In June 2022, the Company executed a promissory note with Allan Marshall, the Company’s Chief Executive Officer, in the original principal amount of $1,500,000 (“Marshall Loan”). The promissory note has a 2-year term and bears cash interest at the rate of 8.5% per annum with an additional PIK of 3.5% per annum. The promissory note provides for monthly payments of principal, on an even line 36-month basis, plus cash interest, with a balloon payment of all outstanding principal, cash interest, and PIK interest at maturity. The Company received and deposited the principal amount on July 31, 2022.  On November 15, 2023, the Company executed an amendment to the promissory note with Mr. Marshall, providing for the payment of interest only for 18 months at an interest rate of 12% per annum and thereafter the amortization of the note over a 12 month period, starting in June of 2025. The principal currently outstanding is $500,000.  In addition to this, the Company issued Mr. Marshall a warrant to purchase up to 18,750 shares of the Company’s common stock  for five years at a per share price of $22.00.  The note has been classified as long-term in the consolidated financial statements.  $1,000,000 of the promissory note was used by the investor in the purchase of VitaMedica.

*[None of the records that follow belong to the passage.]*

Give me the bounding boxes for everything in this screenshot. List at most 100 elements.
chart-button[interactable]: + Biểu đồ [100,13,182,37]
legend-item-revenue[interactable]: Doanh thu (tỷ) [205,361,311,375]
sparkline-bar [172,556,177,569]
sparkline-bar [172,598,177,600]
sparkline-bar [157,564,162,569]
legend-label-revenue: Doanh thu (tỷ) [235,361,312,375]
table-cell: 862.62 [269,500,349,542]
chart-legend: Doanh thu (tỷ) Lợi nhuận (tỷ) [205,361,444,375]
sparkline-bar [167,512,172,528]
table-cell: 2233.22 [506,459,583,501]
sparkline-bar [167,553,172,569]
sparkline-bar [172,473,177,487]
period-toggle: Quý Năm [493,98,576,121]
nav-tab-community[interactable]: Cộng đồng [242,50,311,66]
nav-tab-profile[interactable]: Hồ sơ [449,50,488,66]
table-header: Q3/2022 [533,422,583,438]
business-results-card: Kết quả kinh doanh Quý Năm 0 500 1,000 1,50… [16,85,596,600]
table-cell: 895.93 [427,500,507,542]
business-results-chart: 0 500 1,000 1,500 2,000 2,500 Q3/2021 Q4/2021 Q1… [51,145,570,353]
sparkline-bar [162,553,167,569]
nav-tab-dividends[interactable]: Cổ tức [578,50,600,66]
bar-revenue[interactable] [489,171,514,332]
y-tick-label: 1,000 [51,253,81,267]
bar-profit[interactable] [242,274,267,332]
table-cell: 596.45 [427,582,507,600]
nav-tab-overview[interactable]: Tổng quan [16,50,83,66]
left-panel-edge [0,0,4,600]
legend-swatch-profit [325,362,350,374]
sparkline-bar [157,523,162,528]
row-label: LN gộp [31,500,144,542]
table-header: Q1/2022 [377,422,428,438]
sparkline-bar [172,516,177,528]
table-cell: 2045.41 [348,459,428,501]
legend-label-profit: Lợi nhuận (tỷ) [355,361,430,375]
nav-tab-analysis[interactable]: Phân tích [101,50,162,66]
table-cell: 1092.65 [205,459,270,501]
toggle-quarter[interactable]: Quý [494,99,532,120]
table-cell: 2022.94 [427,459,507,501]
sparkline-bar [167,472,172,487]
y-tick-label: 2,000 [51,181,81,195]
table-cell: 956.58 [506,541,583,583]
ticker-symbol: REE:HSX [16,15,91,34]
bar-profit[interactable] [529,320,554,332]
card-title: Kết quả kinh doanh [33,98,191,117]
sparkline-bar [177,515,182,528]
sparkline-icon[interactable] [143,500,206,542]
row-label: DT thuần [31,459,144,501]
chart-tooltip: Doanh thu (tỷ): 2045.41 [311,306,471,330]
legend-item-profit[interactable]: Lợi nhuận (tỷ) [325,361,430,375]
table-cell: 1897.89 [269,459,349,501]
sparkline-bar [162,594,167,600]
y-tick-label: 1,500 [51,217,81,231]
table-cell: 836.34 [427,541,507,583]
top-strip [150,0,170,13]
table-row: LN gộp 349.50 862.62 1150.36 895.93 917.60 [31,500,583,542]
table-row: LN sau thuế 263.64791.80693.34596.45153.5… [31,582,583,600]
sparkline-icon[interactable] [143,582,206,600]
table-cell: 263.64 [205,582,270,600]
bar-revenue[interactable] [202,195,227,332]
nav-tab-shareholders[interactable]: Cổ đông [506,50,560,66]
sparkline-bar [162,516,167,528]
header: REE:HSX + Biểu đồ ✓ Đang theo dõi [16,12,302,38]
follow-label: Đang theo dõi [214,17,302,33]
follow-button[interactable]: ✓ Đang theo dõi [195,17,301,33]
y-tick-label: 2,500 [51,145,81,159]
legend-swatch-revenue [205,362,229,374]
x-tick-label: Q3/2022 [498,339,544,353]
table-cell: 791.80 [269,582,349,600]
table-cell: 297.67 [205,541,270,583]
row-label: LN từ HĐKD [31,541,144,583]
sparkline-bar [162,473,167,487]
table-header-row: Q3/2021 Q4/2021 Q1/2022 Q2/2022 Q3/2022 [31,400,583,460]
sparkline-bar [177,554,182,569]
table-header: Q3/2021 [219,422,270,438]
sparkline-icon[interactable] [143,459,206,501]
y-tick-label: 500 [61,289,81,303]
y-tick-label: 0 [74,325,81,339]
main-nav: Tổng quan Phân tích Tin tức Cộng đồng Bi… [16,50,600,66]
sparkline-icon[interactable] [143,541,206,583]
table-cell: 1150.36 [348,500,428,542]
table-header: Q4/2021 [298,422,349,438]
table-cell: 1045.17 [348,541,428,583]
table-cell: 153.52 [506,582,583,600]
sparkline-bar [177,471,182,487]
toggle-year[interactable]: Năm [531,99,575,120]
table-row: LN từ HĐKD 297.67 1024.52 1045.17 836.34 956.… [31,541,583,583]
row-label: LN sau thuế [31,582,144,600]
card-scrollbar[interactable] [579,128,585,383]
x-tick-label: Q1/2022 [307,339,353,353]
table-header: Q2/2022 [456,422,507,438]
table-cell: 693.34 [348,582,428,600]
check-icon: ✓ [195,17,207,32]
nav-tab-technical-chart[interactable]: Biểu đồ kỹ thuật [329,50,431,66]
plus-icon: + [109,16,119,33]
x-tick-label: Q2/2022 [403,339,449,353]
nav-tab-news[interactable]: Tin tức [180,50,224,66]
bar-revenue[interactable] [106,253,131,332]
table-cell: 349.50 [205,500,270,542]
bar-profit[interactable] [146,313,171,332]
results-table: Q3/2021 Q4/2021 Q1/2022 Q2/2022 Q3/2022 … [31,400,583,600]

On October 19, 2022, Upexi, Inc. (the “Company”) and its indirect wholly owned subsidiary, Upexi 17129 Florida, LLC entered into a loan agreement, promissory note and related agreements with Professional Bank, a Florida state-chartered bank, providing for a mortgage on the Company’s principal office in N. Clearwater, Florida. The Company received $3,000,000 in connection with the transaction. The principal is to be repaid to Professional Bank over a term of ten years. The proceeds of the loan were utilized by the Company to pay down its loan facility with Acorn Capital, LLC in the amount of $2,780,200.  As of March 31, 2023, the Company was not in compliance with the debt service ratio.  The Company received a forbearance agreement from the bank until June 30, 2024 to return to compliance of the debt service ratio of 1.25 to 1, until that time the Company will pay an interest rate of 10% instead of the contractual terms of 4.8% and has paid the original principal and adjusted interest through this report.  The building was sold for $4,300,000 on July 8, 2024. 

 

On February 22, 2023, the Company executed a promissory note with an investor, in the original principal amount of $560,000.  On November 15, 2023, the Company executed an amendment to the promissory note with the investor, providing for the payment of interest only for 18 months at 12% per annum and thereafter the amortization of the note over a 12-month period, starting in June of 2025.  The principal currently outstanding is $560,000. In addition to this, the Company issued the investor a warrant to purchase up to 6,250 shares of the Company’s common stock for five years at a per share price of $22.00. The note has been classified as long-term in the consolidated financial statements. 

 

On February 22, 2023, the Company executed a promissory note with an investor, in the original principal amount of $2,150,000.   In November of  2023, the Company executed an amendment to the promissory note with the investor, providing for the payment of interest only for 18 months at 12% per annum and thereafter the amortization of the note over a 12-month period, starting in June of 2025. The principal currently outstanding is $2,150,000.  In addition to this, the Company issued the investor a warrant to purchase up to 25,000 shares of the Company’s common stock at a per share price of $22.00.  In addition, $100,000 of the promissory note was used by the investor in the purchase of VitaMedica.  The note has been classified as long-term in the consolidated financial statements.